CHARLESTON, W.Va. -- Yes, there's still a Fruth calling the shots for Fruth Pharmacy.
In 2009, four years after Jack Fruth's sudden death, former teacher Lynne Fruth gave up a flourishing career as a school system consultant to operate Fruth Pharmacy Inc., the 25-store chain her father started from scratch in 1952.
Fueled by passion, tenacity and the ideals her father instilled in her, she brought the company back to the prominence it enjoyed under his watch.
Sorting through letters and notes in his desk, she discovered another dimension to his compelling bootstrap success story -- the role of Good Samaritan.
The revelation inspired her to commission a book about his life, "A Journey of Giving."
Interviewed at the Oakwood Road store, known to the corporation as Store 14, she talked about growing up in the first Fruth store in Point Pleasant and the legacy of the man behind that familiar name.

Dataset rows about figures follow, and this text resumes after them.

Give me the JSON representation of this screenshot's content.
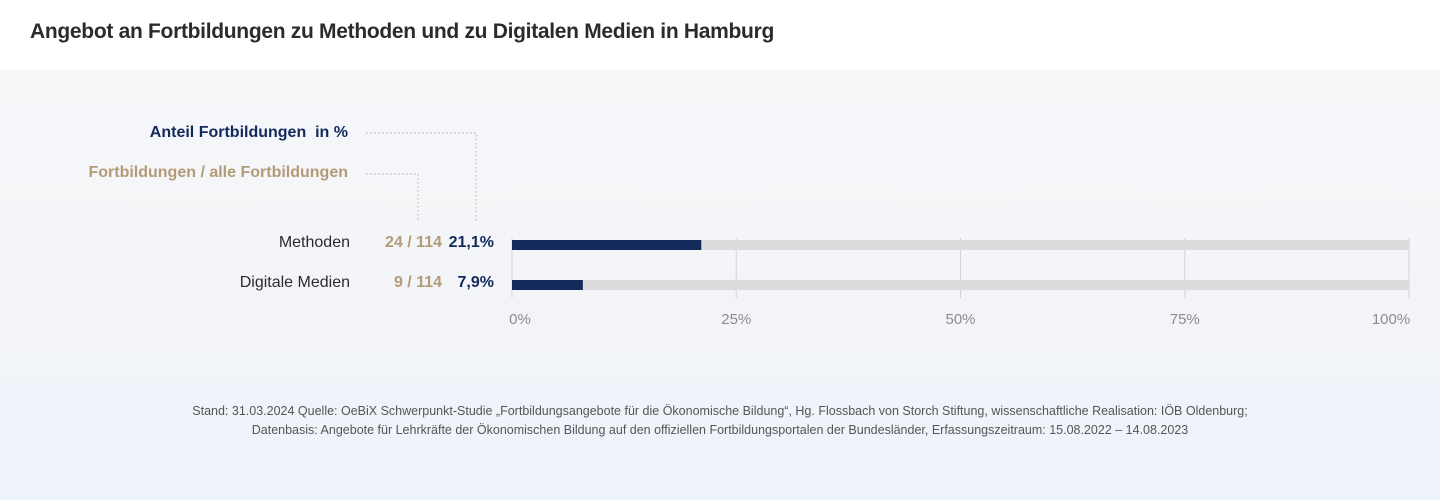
{
  "title": "Angebot an Fortbildungen zu Methoden und zu Digitalen Medien in Hamburg",
  "legend": {
    "percent_label": "Anteil Fortbildungen  in %",
    "fraction_label": "Fortbildungen / alle Fortbildungen"
  },
  "colors": {
    "bar": "#13295c",
    "track": "#dcdcdc",
    "fraction_text": "#b39b78",
    "percent_text": "#13295c",
    "grid": "#d4d4d4"
  },
  "chart_data": {
    "type": "bar",
    "orientation": "horizontal",
    "title": "Angebot an Fortbildungen zu Methoden und zu Digitalen Medien in Hamburg",
    "categories": [
      "Methoden",
      "Digitale Medien"
    ],
    "values": [
      21.1,
      7.9
    ],
    "value_labels": [
      "21,1%",
      "7,9%"
    ],
    "fractions": [
      "24 / 114",
      "9 / 114"
    ],
    "counts": [
      24,
      9
    ],
    "totals": [
      114,
      114
    ],
    "xlim": [
      0,
      100
    ],
    "x_ticks": [
      0,
      25,
      50,
      75,
      100
    ],
    "x_tick_labels": [
      "0%",
      "25%",
      "50%",
      "75%",
      "100%"
    ],
    "xlabel": "",
    "ylabel": "",
    "grid": true,
    "legend": [
      "Anteil Fortbildungen  in %",
      "Fortbildungen / alle Fortbildungen"
    ],
    "legend_position": "top-left"
  },
  "footer": {
    "line1": "Stand: 31.03.2024 Quelle: OeBiX Schwerpunkt-Studie „Fortbildungsangebote für die Ökonomische Bildung“, Hg. Flossbach von Storch Stiftung, wissenschaftliche Realisation: IÖB Oldenburg;",
    "line2": "Datenbasis: Angebote für Lehrkräfte der Ökonomischen Bildung auf den offiziellen Fortbildungsportalen der Bundesländer, Erfassungszeitraum: 15.08.2022 – 14.08.2023"
  }
}
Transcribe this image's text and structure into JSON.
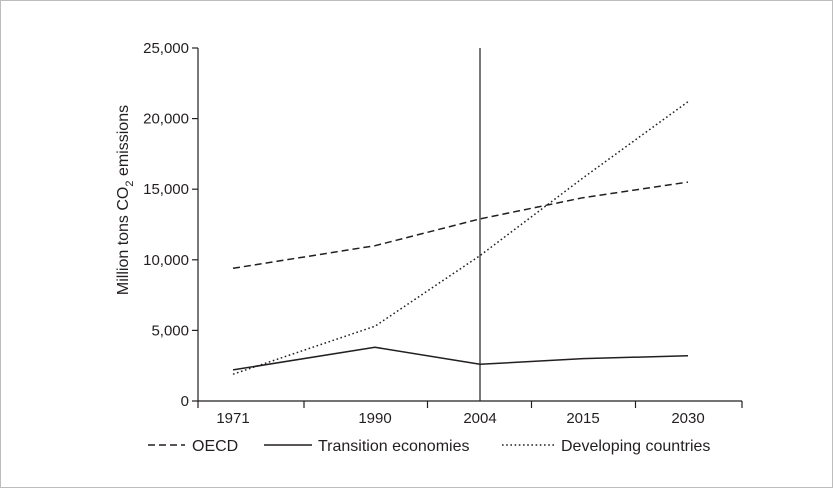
{
  "chart_data": {
    "type": "line",
    "title": "",
    "xlabel": "",
    "ylabel": "Million tons CO",
    "ylabel_subscript": "2",
    "ylabel_suffix": " emissions",
    "categories": [
      "1971",
      "1990",
      "2004",
      "2015",
      "2030"
    ],
    "x": [
      1971,
      1990,
      2004,
      2015,
      2030
    ],
    "ylim": [
      0,
      25000
    ],
    "yticks": [
      0,
      5000,
      10000,
      15000,
      20000,
      25000
    ],
    "ytick_labels": [
      "0",
      "5,000",
      "10,000",
      "15,000",
      "20,000",
      "25,000"
    ],
    "vertical_marker_x": 2004,
    "grid": false,
    "legend_placement": "bottom",
    "series": [
      {
        "name": "OECD",
        "style": "dashed",
        "color": "#231f20",
        "values": [
          9400,
          11000,
          12900,
          14400,
          15500
        ]
      },
      {
        "name": "Transition economies",
        "style": "solid",
        "color": "#231f20",
        "values": [
          2200,
          3800,
          2600,
          3000,
          3200
        ]
      },
      {
        "name": "Developing countries",
        "style": "dotted",
        "color": "#231f20",
        "values": [
          1900,
          5300,
          10300,
          15800,
          21200
        ]
      }
    ]
  }
}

"It's easy for people to look and think, 'Oh, they're so successful.' My parents struggled a lot. They couldn't afford a home for years. My dad started the pharmacy in Point Pleasant in November 1952. He was the only employee. The first day, they took in $37.
"They lived in a hovel-like house -- a dining room, kitchen and one bedroom -- and they had two children. My parents slept on a foldout couch, and the two kids shared a bedroom.
"When I was in high school, they bought my uncle's home, an older home. By today's standards, my parents lived in a very modest home. My mom still lives there.
"When he died, my father had three pieces of value -- a wedding ring, a ring my grandmother had given him and a watch. He was more about leaving the world a better place.
"He was the most generous and concerned person, very outgoing and jovial. There was something about his personality that attracted people.
"When he passed away, everybody kept telling me stories about what my dad had done for them. After 25 people saying to me that my dad was their best friend, I thought, I don't really think he was, but he made you feel you were the most important person in his life at that moment.
"He was a very astute businessman. He understood what customers wanted. In the middle of the night, he would go down in his pajamas to fill a prescription or get somebody a vaporizer. How do you go someplace else after something like that?
"We didn't have as much as other kids, but I had the perfect childhood. We were very involved in going to the store every day where my dad worked long hours.
"When you grow up in a family business, it's hard to tell where the family stops and the business starts. My dad would do ads, more like handbills. Mom would take the five of us kids and drop us off at the top of each street, and we would put these fliers out door to door.
"At Christmas, we would wrap packages in the back room. When you got old enough to reach the cash register standing on a milk crate, the older ladies would teach us how to rings things up.
"All the food was made by my grandmother -- ham salad, chicken salad, pimento cheese, barbecues. We'd go get a ham salad sandwich and a Coke and read a comic book.
"We had only one store when I was growing up. In the '60s, Fruth Pharmacy in Point Pleasant was the largest retail store in the state. It had everything. We like to say we were the Wal-Mart before Wal-Mart.
"When I was little, we built a second store in downtown Point Pleasant. After four or five years, it burned. We didn't have enough insurance. The setback probably would be about $1 million in today's terms, so it took a long time to overcome. They didn't build the next store until I graduated from high school.
"I wanted to be in the Olympics. I was an athlete. I went to WVU on a softball scholarship. I was very competitive. I still am. Going to Fruth to put things back together, that competitive spirit of, 'I am not going to lose' is probably what put me through.
"I taught elementary and secondary education, primarily with struggling students. I started training teachers on ways to reach kids who struggled, and I ended up doing a lot of consulting, going to different school systems and figuring out what was wrong and how it could be fixed.